ACA 30 Years of Experience. Leadership series: Building Confidence Among Your Team

There are many responsibilities in being a good leader, whether you’re a junior manager or a c-suite director. One of your key goals is to build confidence among your team, this is especially important if the company is changing direction or taking on a significant new project.

The American Management Association (AMA) states that there are seven key ways in which a leader can instil confidence. These are: acknowledging weaknesses but playing to people’s strengths, helping employees to identify their strengths and opportunities to capitalise on them, not making the assumption that people know how good they are, immediately acknowledging when someone does something very well, encouraging people to publicise their achievements, creating small victories and planning for the future. Individual employees with less confidence may require a more personal investment, tips for achieving this include building trust, giving specific feedback and encouraging them by making them a mentor.

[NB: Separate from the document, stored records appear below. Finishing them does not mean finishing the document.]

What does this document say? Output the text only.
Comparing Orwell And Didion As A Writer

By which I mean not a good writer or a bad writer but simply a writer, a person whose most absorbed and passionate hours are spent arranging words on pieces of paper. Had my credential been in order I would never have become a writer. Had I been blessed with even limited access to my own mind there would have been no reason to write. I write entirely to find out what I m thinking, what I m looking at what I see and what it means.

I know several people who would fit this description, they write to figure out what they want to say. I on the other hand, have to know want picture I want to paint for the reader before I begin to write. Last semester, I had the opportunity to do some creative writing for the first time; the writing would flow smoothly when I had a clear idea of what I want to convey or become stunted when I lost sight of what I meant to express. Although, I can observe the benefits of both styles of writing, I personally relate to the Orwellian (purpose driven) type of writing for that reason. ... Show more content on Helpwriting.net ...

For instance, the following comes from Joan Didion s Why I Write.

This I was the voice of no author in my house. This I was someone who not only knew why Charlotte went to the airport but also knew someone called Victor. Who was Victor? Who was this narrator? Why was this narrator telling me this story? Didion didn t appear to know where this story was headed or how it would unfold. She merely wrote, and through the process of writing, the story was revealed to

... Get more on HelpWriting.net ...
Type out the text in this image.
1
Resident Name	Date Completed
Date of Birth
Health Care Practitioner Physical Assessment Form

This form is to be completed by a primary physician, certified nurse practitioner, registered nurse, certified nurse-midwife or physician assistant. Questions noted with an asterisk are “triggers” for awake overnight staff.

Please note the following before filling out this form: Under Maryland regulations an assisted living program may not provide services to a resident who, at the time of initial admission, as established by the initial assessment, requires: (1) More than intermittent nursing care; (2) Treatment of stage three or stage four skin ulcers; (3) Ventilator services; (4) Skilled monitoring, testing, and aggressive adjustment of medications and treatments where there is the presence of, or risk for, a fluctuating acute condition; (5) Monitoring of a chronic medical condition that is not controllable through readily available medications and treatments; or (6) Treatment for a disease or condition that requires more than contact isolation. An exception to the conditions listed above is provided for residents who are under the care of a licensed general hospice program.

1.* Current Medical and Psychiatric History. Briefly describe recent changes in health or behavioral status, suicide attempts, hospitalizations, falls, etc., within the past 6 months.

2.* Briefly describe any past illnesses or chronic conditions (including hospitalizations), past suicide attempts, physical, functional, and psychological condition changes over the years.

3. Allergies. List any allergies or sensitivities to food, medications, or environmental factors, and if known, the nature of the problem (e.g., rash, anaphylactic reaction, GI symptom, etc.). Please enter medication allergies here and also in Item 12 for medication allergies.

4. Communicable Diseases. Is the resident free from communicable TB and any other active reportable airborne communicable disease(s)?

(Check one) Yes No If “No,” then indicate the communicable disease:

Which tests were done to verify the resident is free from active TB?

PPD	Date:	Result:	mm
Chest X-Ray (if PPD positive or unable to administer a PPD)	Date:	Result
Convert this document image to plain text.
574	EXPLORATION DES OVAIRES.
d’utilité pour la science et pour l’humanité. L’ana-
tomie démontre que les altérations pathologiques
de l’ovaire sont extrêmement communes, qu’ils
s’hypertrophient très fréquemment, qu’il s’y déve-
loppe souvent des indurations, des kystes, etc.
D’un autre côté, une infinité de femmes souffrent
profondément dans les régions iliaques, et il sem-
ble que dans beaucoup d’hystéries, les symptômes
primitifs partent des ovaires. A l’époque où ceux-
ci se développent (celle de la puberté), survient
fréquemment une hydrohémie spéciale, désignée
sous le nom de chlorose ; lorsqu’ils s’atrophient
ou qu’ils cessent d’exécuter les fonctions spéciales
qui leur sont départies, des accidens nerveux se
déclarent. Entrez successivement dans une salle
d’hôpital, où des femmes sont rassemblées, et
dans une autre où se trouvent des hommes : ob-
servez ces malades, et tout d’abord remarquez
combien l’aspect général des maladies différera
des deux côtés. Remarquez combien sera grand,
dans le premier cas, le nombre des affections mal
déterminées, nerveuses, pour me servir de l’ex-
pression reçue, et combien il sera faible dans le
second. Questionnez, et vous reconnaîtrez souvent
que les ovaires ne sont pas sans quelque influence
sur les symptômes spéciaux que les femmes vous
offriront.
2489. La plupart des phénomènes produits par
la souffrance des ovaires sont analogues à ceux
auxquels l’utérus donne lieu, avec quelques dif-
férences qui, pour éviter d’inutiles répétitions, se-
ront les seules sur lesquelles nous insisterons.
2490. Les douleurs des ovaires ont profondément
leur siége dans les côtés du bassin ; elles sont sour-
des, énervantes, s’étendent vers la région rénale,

Seven key areas for building confidence in your team

The AMA highlights that during employee evaluations there is often a greater focus on employee weaknesses and areas for improvement, than there is on their strengths. The focus of these evaluations should be to identify the employees’ strengths and align their responsibilities with the areas where they excel. This is especially important as not all employees will be aware of their strengths; there may be areas where they possess innate talents without appreciating fully how effective these skills are. This is closely linked to the notion of helping employees to identify key strengths and how they could be capitalised on; it may be that an employee has a hobby or responsibility outside of work in which they excel and this can be leveraged into their duties to great effect. Good timing is essential for effectively influencing employee confidence, so if a manager sees a job well done they should act upon it immediately whether informally or through whatever employee recognition programme the company uses. This does of course rely on managers being available to notice such achievements which will not always be the case; therefore, it can be useful to have a system in place where employees can publicly share their achievements so that key wins to not go unnoticed and successes can be built upon. Creating small victories can be key to maintaining employee moral especially if your team is working towards a larger goal, big goals can be scary and create tremendous pressure; if that goal is broken up into smaller steps it can feel more achievable and celebrating smaller goals is a great incentive towards the greater goal. Planning for the future can be a great way for employees to feel confident about any upcoming changes, especially if that planning includes a variety of contingencies; the more prepared employees are for a range of eventualities, the greater their confidence in meeting changes when they occur.
Building confidence in insecure individuals

Whilst the seven key points will broadly work in every setting, there is not ÔÇÿone size fits all’ as teams are made up of different individuals. It can be particularly challenging to get employees to perform at their best when they lack self-confidence. This is a challenge which the Harvard Business Review recently addressed; with a range of ideas for helping the employee change how they see themselves. Critically, the manager needs to be sure of their interpretation of insecurity and that they are not making this judgement when the real driving force is a personality quirk, a cultural or social difference, or a risk-averse nature. The way forward is to be honest with your employee (about how their behaviour limits the team and could be a block in their own career path) and to build trust with them over time so that they feel any feedback is coming from a feeling of care. Both expectations and feedback need to be specific and clearly explained. When clarifying expectations, you may need to provide more support in the short term so the employee can appreciate what is required from them and what resources and how much time they have available, the idea is that going forward they can be more proactive and autonomous when undertaking such tasks in the future. Key to boosting their confidence is creating opportunities for success and then give clear feedback on what enabled that success, by specifying each of the things they did well they are encouraged to similar successes in the future. It can also sometime help to pair colleagues together where they have complimentary skills so that the less confident employee can mentor another colleague in areas you perceive they are skilled at, in this way they learn to see that value for themselves. Of course, these ideas may not always work and if there is little improvement you may need to question whether it’s worth the continued investment or whether it would be better all round to re-assign the employee to a different role.